Tem42 wanted to make sure I included 'deer' and 'venison' in this table. There are two different words for the same reason, but I had trouble working it into the table because it uses Modern French and German equivalents to Modern English words, and not Old English and Norman French. But it's worth including, since as Tem42 informs me

"The Old French venesoun meant 'meat of large game', while the Old English deor comes from the German deuzan, meaning 'wild animal'. Neither originally meant deer specifically."

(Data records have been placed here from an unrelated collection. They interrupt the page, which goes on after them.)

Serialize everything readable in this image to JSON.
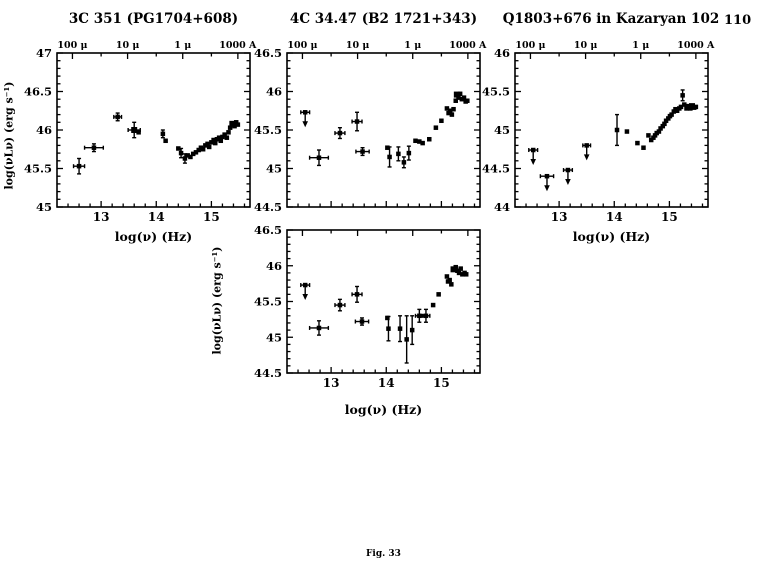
{
  "page": {
    "number": "110",
    "caption": "Fig. 33"
  },
  "chart_data": [
    {
      "type": "scatter",
      "title": "3C 351 (PG1704+608)",
      "xlabel": "log(ν)  (Hz)",
      "ylabel": "log(νLν)  (erg s⁻¹)",
      "xlim": [
        12.2,
        15.7
      ],
      "ylim": [
        45,
        47
      ],
      "x_ticks": [
        13,
        14,
        15
      ],
      "y_ticks": [
        45,
        45.5,
        46,
        46.5,
        47
      ],
      "x_tick_labels_visible": true,
      "top_axis": {
        "labels": [
          "100 μ",
          "10 μ",
          "1 μ",
          "1000 A"
        ],
        "log_nu_positions": [
          12.48,
          13.48,
          14.48,
          15.48
        ],
        "labels_visible": true
      },
      "points": [
        [
          12.6,
          45.53,
          {
            "xe": 0.1,
            "ye": 0.1
          }
        ],
        [
          12.87,
          45.77,
          {
            "xe": 0.17,
            "ye": 0.05
          }
        ],
        [
          13.3,
          46.17,
          {
            "xe": 0.07,
            "ye": 0.05
          }
        ],
        [
          13.6,
          46.0,
          {
            "xe": 0.11,
            "ye": 0.1,
            "s": 6
          }
        ],
        [
          13.68,
          45.97
        ],
        [
          14.12,
          45.95,
          {
            "ye": 0.05
          }
        ],
        [
          14.17,
          45.86
        ],
        [
          14.4,
          45.76
        ],
        [
          14.45,
          45.7,
          {
            "ye": 0.06
          }
        ],
        [
          14.52,
          45.63,
          {
            "ye": 0.06
          }
        ],
        [
          14.57,
          45.67
        ],
        [
          14.62,
          45.65
        ],
        [
          14.67,
          45.69
        ],
        [
          14.72,
          45.71
        ],
        [
          14.77,
          45.74
        ],
        [
          14.81,
          45.77
        ],
        [
          14.85,
          45.75
        ],
        [
          14.89,
          45.8
        ],
        [
          14.93,
          45.82
        ],
        [
          14.96,
          45.78
        ],
        [
          15.0,
          45.84
        ],
        [
          15.04,
          45.87
        ],
        [
          15.07,
          45.83
        ],
        [
          15.1,
          45.88
        ],
        [
          15.14,
          45.9
        ],
        [
          15.17,
          45.86
        ],
        [
          15.2,
          45.91
        ],
        [
          15.24,
          45.94
        ],
        [
          15.28,
          45.9
        ],
        [
          15.31,
          45.97
        ],
        [
          15.34,
          46.03
        ],
        [
          15.38,
          46.08,
          {
            "s": 6
          }
        ],
        [
          15.42,
          46.05
        ],
        [
          15.45,
          46.1
        ],
        [
          15.48,
          46.07
        ]
      ]
    },
    {
      "type": "scatter",
      "title": "4C 34.47 (B2 1721+343)",
      "xlabel": null,
      "ylabel": null,
      "xlim": [
        12.2,
        15.7
      ],
      "ylim": [
        44.5,
        46.5
      ],
      "x_ticks": [
        13,
        14,
        15
      ],
      "y_ticks": [
        44.5,
        45,
        45.5,
        46,
        46.5
      ],
      "x_tick_labels_visible": false,
      "top_axis": {
        "labels": [
          "100 μ",
          "10 μ",
          "1 μ",
          "1000 A"
        ],
        "log_nu_positions": [
          12.48,
          13.48,
          14.48,
          15.48
        ],
        "labels_visible": true
      },
      "points": [
        [
          12.53,
          45.73,
          {
            "ul": 1,
            "xe": 0.08
          }
        ],
        [
          12.78,
          45.14,
          {
            "xe": 0.17,
            "ye": 0.1
          }
        ],
        [
          13.16,
          45.46,
          {
            "xe": 0.09,
            "ye": 0.07
          }
        ],
        [
          13.47,
          45.61,
          {
            "xe": 0.09,
            "ye": 0.12
          }
        ],
        [
          13.57,
          45.22,
          {
            "xe": 0.12,
            "ye": 0.05
          }
        ],
        [
          14.02,
          45.27
        ],
        [
          14.06,
          45.15,
          {
            "ye": 0.13
          }
        ],
        [
          14.22,
          45.19,
          {
            "ye": 0.09
          }
        ],
        [
          14.32,
          45.08,
          {
            "ye": 0.07
          }
        ],
        [
          14.41,
          45.2,
          {
            "ye": 0.09
          }
        ],
        [
          14.53,
          45.36
        ],
        [
          14.6,
          45.35
        ],
        [
          14.66,
          45.33
        ],
        [
          14.78,
          45.38
        ],
        [
          14.9,
          45.53
        ],
        [
          15.0,
          45.62
        ],
        [
          15.1,
          45.78
        ],
        [
          15.13,
          45.72
        ],
        [
          15.16,
          45.75
        ],
        [
          15.19,
          45.7
        ],
        [
          15.22,
          45.77
        ],
        [
          15.26,
          45.88
        ],
        [
          15.28,
          45.96,
          {
            "s": 6
          }
        ],
        [
          15.31,
          45.92
        ],
        [
          15.34,
          45.97
        ],
        [
          15.37,
          45.9
        ],
        [
          15.41,
          45.92
        ],
        [
          15.44,
          45.87
        ],
        [
          15.47,
          45.88
        ]
      ]
    },
    {
      "type": "scatter",
      "title": "Q1803+676 in Kazaryan 102",
      "xlabel": "log(ν)  (Hz)",
      "ylabel": null,
      "xlim": [
        12.2,
        15.7
      ],
      "ylim": [
        44,
        46
      ],
      "x_ticks": [
        13,
        14,
        15
      ],
      "y_ticks": [
        44,
        44.5,
        45,
        45.5,
        46
      ],
      "x_tick_labels_visible": true,
      "top_axis": {
        "labels": [
          "100 μ",
          "10 μ",
          "1 μ",
          "1000 A"
        ],
        "log_nu_positions": [
          12.48,
          13.48,
          14.48,
          15.48
        ],
        "labels_visible": true
      },
      "points": [
        [
          12.53,
          44.74,
          {
            "ul": 1,
            "xe": 0.08
          }
        ],
        [
          12.78,
          44.4,
          {
            "ul": 1,
            "xe": 0.12
          }
        ],
        [
          13.16,
          44.48,
          {
            "ul": 1,
            "xe": 0.08
          }
        ],
        [
          13.5,
          44.8,
          {
            "ul": 1,
            "xe": 0.07
          }
        ],
        [
          14.05,
          45.0,
          {
            "ye": 0.2
          }
        ],
        [
          14.23,
          44.98
        ],
        [
          14.42,
          44.83
        ],
        [
          14.53,
          44.77
        ],
        [
          14.62,
          44.93
        ],
        [
          14.67,
          44.87
        ],
        [
          14.71,
          44.9
        ],
        [
          14.74,
          44.93
        ],
        [
          14.77,
          44.96
        ],
        [
          14.81,
          44.98
        ],
        [
          14.84,
          45.02
        ],
        [
          14.88,
          45.05
        ],
        [
          14.91,
          45.08
        ],
        [
          14.94,
          45.12
        ],
        [
          14.98,
          45.15
        ],
        [
          15.01,
          45.18
        ],
        [
          15.04,
          45.2
        ],
        [
          15.08,
          45.24
        ],
        [
          15.11,
          45.27
        ],
        [
          15.14,
          45.25
        ],
        [
          15.18,
          45.28
        ],
        [
          15.21,
          45.3
        ],
        [
          15.24,
          45.45,
          {
            "ye": 0.07
          }
        ],
        [
          15.27,
          45.33
        ],
        [
          15.31,
          45.28
        ],
        [
          15.34,
          45.31
        ],
        [
          15.38,
          45.28
        ],
        [
          15.41,
          45.31,
          {
            "s": 6
          }
        ],
        [
          15.45,
          45.29
        ],
        [
          15.48,
          45.3
        ]
      ]
    },
    {
      "type": "scatter",
      "title": null,
      "xlabel": "log(ν)  (Hz)",
      "ylabel": "log(νLν)  (erg s⁻¹)",
      "xlim": [
        12.2,
        15.7
      ],
      "ylim": [
        44.5,
        46.5
      ],
      "x_ticks": [
        13,
        14,
        15
      ],
      "y_ticks": [
        44.5,
        45,
        45.5,
        46,
        46.5
      ],
      "x_tick_labels_visible": true,
      "top_axis": {
        "labels": [
          "100 μ",
          "10 μ",
          "1 μ",
          "1000 A"
        ],
        "log_nu_positions": [
          12.48,
          13.48,
          14.48,
          15.48
        ],
        "labels_visible": false
      },
      "points": [
        [
          12.53,
          45.73,
          {
            "ul": 1,
            "xe": 0.08
          }
        ],
        [
          12.78,
          45.13,
          {
            "xe": 0.17,
            "ye": 0.1
          }
        ],
        [
          13.16,
          45.45,
          {
            "xe": 0.09,
            "ye": 0.08
          }
        ],
        [
          13.47,
          45.6,
          {
            "xe": 0.09,
            "ye": 0.11
          }
        ],
        [
          13.56,
          45.22,
          {
            "xe": 0.12,
            "ye": 0.05
          }
        ],
        [
          14.02,
          45.27
        ],
        [
          14.04,
          45.12,
          {
            "ye": 0.17
          }
        ],
        [
          14.25,
          45.12,
          {
            "ye": 0.18
          }
        ],
        [
          14.37,
          44.97,
          {
            "ye": 0.33
          }
        ],
        [
          14.47,
          45.1,
          {
            "ye": 0.2
          }
        ],
        [
          14.6,
          45.3,
          {
            "xe": 0.07,
            "ye": 0.09
          }
        ],
        [
          14.72,
          45.3,
          {
            "xe": 0.07,
            "ye": 0.09
          }
        ],
        [
          14.85,
          45.45
        ],
        [
          14.95,
          45.6
        ],
        [
          15.1,
          45.85
        ],
        [
          15.12,
          45.78
        ],
        [
          15.15,
          45.8
        ],
        [
          15.18,
          45.74
        ],
        [
          15.22,
          45.95,
          {
            "s": 6
          }
        ],
        [
          15.26,
          45.98
        ],
        [
          15.29,
          45.93
        ],
        [
          15.32,
          45.9
        ],
        [
          15.35,
          45.96
        ],
        [
          15.38,
          45.88
        ],
        [
          15.42,
          45.9
        ],
        [
          15.45,
          45.88
        ]
      ]
    }
  ]
}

Gorgonzola’s earlier contribution to this node shows how Old English words for domestic food animals at the time of the Norman Conquest of England later became the names of animals in Middle English language. The Norman words for the same animals, introduced to the Anglo-Saxon upper classes at the time of the Conquest, were gradually transposed to the words indicating meat from these beasts. Thus, O.E.“sceap” became “sheep” while “mouton” became “mutton”. This gave two words for the same animal, one for the living, one for the slaughtered.

Meanwhile, on the Continent, the French language was also evolving but with some interesting differences.

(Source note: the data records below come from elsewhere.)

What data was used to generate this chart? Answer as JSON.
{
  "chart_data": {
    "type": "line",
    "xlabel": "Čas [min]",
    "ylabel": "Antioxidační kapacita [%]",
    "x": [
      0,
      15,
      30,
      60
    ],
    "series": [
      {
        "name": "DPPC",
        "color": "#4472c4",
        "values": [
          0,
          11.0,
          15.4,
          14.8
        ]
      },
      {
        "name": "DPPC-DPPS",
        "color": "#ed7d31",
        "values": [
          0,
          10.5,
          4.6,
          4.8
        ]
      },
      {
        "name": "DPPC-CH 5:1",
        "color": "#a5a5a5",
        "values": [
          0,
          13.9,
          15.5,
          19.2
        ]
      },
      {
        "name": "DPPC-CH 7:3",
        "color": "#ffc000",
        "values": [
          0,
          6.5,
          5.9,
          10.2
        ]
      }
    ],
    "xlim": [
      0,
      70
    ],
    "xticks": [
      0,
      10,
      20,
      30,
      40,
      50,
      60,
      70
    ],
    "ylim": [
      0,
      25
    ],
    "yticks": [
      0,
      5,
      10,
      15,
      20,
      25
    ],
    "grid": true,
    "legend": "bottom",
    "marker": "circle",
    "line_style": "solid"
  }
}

The old French words for the animal, with some refinements, are still used today to indicate the animal and its flesh. Bœuf generally means cattle as a collective term but it also means the castrated male: bullock, steer, or draft ox. It can also mean a yak or a buffalo. A cow is a vache, a heifer is a génisse and a calf (male or female), is a veau.

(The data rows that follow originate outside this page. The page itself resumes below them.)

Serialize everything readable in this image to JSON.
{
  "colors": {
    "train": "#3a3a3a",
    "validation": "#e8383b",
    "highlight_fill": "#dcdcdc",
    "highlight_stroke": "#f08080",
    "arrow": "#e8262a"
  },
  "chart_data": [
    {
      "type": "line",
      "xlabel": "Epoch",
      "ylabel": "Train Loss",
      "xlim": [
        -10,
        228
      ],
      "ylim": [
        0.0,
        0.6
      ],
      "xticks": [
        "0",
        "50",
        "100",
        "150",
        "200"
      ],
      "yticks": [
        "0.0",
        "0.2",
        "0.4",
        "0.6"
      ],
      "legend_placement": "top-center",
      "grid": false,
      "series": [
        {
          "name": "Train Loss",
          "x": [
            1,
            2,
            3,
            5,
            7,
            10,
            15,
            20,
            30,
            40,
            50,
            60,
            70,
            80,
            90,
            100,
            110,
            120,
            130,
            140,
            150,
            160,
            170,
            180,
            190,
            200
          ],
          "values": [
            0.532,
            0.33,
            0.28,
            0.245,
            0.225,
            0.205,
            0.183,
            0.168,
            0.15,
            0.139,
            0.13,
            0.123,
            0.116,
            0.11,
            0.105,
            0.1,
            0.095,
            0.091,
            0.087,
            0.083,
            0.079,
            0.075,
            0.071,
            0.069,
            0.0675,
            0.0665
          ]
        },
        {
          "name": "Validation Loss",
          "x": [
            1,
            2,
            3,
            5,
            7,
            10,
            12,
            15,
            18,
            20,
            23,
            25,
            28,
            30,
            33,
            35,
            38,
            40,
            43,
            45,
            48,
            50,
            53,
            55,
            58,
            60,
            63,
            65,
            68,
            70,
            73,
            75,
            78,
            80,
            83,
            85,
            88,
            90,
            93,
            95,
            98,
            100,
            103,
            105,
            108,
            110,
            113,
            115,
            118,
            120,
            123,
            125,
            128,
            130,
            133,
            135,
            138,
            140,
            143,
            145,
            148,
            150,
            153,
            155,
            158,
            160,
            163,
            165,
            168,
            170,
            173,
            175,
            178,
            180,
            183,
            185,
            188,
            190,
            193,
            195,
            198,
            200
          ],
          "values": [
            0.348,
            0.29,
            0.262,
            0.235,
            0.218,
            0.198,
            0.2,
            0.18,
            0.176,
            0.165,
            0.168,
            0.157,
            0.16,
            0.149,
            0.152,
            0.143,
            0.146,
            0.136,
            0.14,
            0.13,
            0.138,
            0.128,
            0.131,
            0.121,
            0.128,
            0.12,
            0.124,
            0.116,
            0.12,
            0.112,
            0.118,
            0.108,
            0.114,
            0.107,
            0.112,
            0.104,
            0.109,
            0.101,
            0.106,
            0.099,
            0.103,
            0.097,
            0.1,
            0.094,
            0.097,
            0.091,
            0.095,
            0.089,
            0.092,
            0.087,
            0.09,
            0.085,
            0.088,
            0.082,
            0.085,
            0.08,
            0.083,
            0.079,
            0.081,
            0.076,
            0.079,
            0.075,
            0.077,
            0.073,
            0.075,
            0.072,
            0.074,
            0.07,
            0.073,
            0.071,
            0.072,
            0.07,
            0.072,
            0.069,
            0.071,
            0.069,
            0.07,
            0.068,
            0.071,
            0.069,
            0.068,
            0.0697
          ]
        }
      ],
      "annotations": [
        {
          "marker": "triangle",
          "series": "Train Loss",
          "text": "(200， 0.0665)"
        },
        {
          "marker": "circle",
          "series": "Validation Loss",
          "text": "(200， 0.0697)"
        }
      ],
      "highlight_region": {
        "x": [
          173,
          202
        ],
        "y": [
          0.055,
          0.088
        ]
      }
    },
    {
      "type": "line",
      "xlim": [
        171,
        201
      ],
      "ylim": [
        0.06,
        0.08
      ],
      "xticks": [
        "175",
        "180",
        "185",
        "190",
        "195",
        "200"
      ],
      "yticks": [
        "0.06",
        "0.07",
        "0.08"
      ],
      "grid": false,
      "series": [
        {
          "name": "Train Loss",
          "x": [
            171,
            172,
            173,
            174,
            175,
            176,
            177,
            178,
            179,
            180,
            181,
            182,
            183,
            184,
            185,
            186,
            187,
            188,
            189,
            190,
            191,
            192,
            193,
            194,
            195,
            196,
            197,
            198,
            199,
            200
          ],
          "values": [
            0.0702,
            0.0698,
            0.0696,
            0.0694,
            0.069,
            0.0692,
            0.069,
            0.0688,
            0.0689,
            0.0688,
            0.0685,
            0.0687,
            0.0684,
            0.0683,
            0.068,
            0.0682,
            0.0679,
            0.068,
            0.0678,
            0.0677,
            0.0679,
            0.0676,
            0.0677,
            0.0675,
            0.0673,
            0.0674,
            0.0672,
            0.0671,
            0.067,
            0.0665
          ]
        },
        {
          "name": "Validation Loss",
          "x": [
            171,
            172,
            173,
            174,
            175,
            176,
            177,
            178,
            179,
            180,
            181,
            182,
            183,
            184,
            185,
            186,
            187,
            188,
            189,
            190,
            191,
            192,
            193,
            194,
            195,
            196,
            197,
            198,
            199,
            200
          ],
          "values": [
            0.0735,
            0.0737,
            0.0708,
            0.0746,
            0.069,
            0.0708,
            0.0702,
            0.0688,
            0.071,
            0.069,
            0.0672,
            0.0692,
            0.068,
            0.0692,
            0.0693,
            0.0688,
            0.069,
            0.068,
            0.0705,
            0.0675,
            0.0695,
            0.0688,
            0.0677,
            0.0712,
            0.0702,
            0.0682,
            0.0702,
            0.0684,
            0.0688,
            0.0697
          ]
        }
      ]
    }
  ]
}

Gastronomically, Bœuf means beef from mature animals, veau is veal, pork is porc, mutton from mature animals is mouton, and agneau is lamb. Cheval, chèvre, and grenouille refer to horse, goat, and frog. Except for chickens and ducks, voilaille (domestic poultry), is known by its zoological name: oie is goose, dindon is turkey, pigeon is pigeon.

Among chickens, the hen for the pot is a poule, the rooster is the coq, a female chicken between three and ten months is a poulet and a young rooster is a coquelet. The adult duck on a menu is referred to as canard, a duckling is a caneton. The teenager of the duck family is a canardeau.

The animal names in French used to refer to the flesh eaten also refer to other parts of the animal used by mankind. Veau is calfskin, but calfskin used for footwear is called box-calf ( a compliment to English bootmakers), while vélin refers to the dressed skin of a stillborn calf, considered the most superior type of parchment. Cowhide is vache, vachette is the tanned hide of a heifer (génisse), while horsehide is cuir de cheval (leather of horse). The word for sheep (moutons) is used in the singular (mouton) for either an adult sheep, a sheepskin (parchment) or lambskin (tanned with the hair left on, often used for coat linings). Deerskin is known as daim.

Finally, we come to venaison which, as in the 11th century, still means the flesh of large game such as cerf (elk), chevreuil (roe deer) , daim (fallow deer), and sanglier (wild boar). This, collectively, is known as gibier or, more precisely, grand gibier, as there are several categories of gibier.

Gibier is defined as “all the animals good to eat which are taken by hunting”. In addition to the “large game” of the previous paragraph, there is petit gibier which includes rabbits, hare, and upland birds (quail, pheasants, guinea fowl, partridge) and gibier d’eau which covers waterfowl.